End-to-End Learning of Robotic Navigation Using Deep Convolutional Neural Networks with Structural Projection Layers, 10-R8728

Principal Investigators
Samuel Slocum
Inclusive Dates 
01/10/17 to 01/01/18


So called “end-to-end” deep learning, as applied to ground vehicle autonomy, is an active field of research studied by many major companies. Current implementations focus on an attempt to leverage using human control of the vehicle as the primary mode of training supervision. While these attempts have been somewhat successful in very limited situations, such as highway driving on previously learned roads, this method results in a whole-scale abandonment of previously developed and understood techniques for controlling ground vehicles. This method of training limits the ability of the system to handle complicated maneuvering and is only able to handle unusual cases if the driver has previously handled a similar situation. This project is investigating the methods by which established autonomy system components can be utilized as part of a complete end-to-end convolutional neural network (CNN) based system.

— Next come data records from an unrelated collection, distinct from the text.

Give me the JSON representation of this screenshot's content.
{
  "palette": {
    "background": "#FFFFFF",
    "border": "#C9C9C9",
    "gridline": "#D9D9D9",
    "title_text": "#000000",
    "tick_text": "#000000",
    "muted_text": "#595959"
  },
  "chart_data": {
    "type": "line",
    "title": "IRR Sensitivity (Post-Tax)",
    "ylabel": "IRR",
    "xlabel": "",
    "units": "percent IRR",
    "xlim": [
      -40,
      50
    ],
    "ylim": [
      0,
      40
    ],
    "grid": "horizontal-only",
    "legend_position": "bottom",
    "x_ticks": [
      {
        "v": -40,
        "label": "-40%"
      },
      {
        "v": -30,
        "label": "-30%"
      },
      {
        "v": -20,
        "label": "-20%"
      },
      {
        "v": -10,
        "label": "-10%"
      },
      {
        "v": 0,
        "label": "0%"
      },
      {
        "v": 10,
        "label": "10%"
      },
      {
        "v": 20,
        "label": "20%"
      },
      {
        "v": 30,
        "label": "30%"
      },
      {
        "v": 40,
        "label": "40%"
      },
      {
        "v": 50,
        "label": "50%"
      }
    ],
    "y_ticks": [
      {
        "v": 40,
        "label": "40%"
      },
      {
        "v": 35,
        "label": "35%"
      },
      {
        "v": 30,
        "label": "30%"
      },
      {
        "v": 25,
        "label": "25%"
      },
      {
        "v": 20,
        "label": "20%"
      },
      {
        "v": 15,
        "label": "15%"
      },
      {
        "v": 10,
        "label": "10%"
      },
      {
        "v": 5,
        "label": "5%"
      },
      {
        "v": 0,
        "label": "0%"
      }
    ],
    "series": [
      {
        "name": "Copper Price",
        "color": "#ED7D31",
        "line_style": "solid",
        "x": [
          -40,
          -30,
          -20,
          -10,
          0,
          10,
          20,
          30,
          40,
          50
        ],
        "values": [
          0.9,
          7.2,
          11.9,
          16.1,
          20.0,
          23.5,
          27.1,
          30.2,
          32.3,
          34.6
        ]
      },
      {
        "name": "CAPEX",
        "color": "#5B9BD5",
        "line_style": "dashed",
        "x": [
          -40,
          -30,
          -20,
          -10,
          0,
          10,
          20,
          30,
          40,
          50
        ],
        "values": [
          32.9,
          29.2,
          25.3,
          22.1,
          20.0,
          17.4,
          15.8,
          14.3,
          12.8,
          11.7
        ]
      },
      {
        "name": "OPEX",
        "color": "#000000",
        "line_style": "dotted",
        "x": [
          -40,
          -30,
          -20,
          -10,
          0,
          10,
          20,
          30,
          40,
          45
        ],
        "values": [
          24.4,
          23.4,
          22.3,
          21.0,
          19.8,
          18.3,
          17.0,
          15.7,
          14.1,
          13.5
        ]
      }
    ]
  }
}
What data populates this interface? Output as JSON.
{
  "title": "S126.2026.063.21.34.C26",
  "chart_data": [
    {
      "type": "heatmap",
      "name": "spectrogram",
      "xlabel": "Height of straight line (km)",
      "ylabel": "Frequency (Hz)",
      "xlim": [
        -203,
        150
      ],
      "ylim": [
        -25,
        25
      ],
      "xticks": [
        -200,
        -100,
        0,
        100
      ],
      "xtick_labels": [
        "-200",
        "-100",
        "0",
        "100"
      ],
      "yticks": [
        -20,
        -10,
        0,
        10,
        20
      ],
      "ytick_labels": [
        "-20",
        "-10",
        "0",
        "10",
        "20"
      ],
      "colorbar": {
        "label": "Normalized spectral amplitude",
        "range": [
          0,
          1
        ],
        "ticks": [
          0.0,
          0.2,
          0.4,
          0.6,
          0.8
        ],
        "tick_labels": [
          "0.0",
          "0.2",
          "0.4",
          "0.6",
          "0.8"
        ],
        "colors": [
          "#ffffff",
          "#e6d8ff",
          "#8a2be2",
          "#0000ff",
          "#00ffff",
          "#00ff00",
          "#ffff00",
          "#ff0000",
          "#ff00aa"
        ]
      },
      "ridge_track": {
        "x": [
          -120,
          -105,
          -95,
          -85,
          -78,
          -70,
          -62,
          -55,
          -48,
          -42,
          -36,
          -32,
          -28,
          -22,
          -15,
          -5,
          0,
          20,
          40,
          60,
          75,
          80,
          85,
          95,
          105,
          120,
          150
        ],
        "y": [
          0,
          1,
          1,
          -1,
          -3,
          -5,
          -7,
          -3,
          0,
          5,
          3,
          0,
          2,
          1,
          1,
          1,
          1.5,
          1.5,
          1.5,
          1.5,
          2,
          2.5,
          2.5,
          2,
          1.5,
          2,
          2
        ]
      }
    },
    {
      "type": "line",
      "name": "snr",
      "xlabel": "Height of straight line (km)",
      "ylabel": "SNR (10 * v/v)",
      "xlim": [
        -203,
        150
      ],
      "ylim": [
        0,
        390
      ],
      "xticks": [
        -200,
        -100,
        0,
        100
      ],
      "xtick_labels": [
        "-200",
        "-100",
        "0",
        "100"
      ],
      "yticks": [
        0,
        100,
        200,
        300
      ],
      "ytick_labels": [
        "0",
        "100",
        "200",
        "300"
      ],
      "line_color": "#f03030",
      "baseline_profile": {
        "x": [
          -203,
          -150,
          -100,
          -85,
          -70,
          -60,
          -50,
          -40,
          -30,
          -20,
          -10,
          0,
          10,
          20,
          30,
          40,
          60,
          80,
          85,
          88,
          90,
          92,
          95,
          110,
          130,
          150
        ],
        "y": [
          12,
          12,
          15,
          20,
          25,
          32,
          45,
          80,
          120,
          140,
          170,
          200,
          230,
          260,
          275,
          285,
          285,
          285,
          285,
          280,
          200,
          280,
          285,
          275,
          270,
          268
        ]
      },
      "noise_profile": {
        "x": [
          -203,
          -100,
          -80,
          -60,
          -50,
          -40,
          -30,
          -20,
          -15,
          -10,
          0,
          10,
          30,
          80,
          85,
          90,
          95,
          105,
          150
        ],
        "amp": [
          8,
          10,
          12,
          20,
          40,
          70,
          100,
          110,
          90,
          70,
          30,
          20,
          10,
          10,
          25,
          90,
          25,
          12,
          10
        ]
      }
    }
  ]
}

Our approach has been to focus on using previously designed CNNs as components of a larger network. This network then provides the best quality data to the parts of the system for which CNNs are not well suited, such as control systems and longer-term planning. By starting with network components already well-trained on the individual problems, the overall optimization for the network starts from a state that is already well suited to the problem of controlling the vehicle. In addition, the network is responsible for learning the correct parameters to turn the observed classification data into an overall cost map, something that has, to date, depended on hand tuned values based on human intuition and experience rather than an optimization process. Existing maps collected by human drivers are used as ground truth for traversability and perception.


We modified and evaluated different per-pixel segmentation approaches to detect drivable areas in both on- and off-road environments. We developed a network architecture that is both accurate at classifying and segmenting the environment in challenging lighting and environmental conditions, while still operating in real time. Using this information, we then projected the classification results into a 3D egocentric vehicle frame of reference. We then extended the deep learning network to learn road structure in three-dimensional space. Using this information, the system cannot only identify roads immediately around it, but also predict the presence of nearby roads from visual cues in the environment. This is similar to how humans can use experience and perception to infer the presence of nearby roads without directly observing them. In the future, this will potentially enable more aggressive exploration strategies for vehicles in un-mapped areas by enabling them to plan rewarding paths through areas they have not directly observed.




Perceived and inferred environments around the vehicle

Figure 1: Costmap labels and network inference example 1 (left) show the perceived environment around the vehicle. Costmap labels and network inference example 2 (right) show the inferred environments produced by the network based on its learning of the environmental features.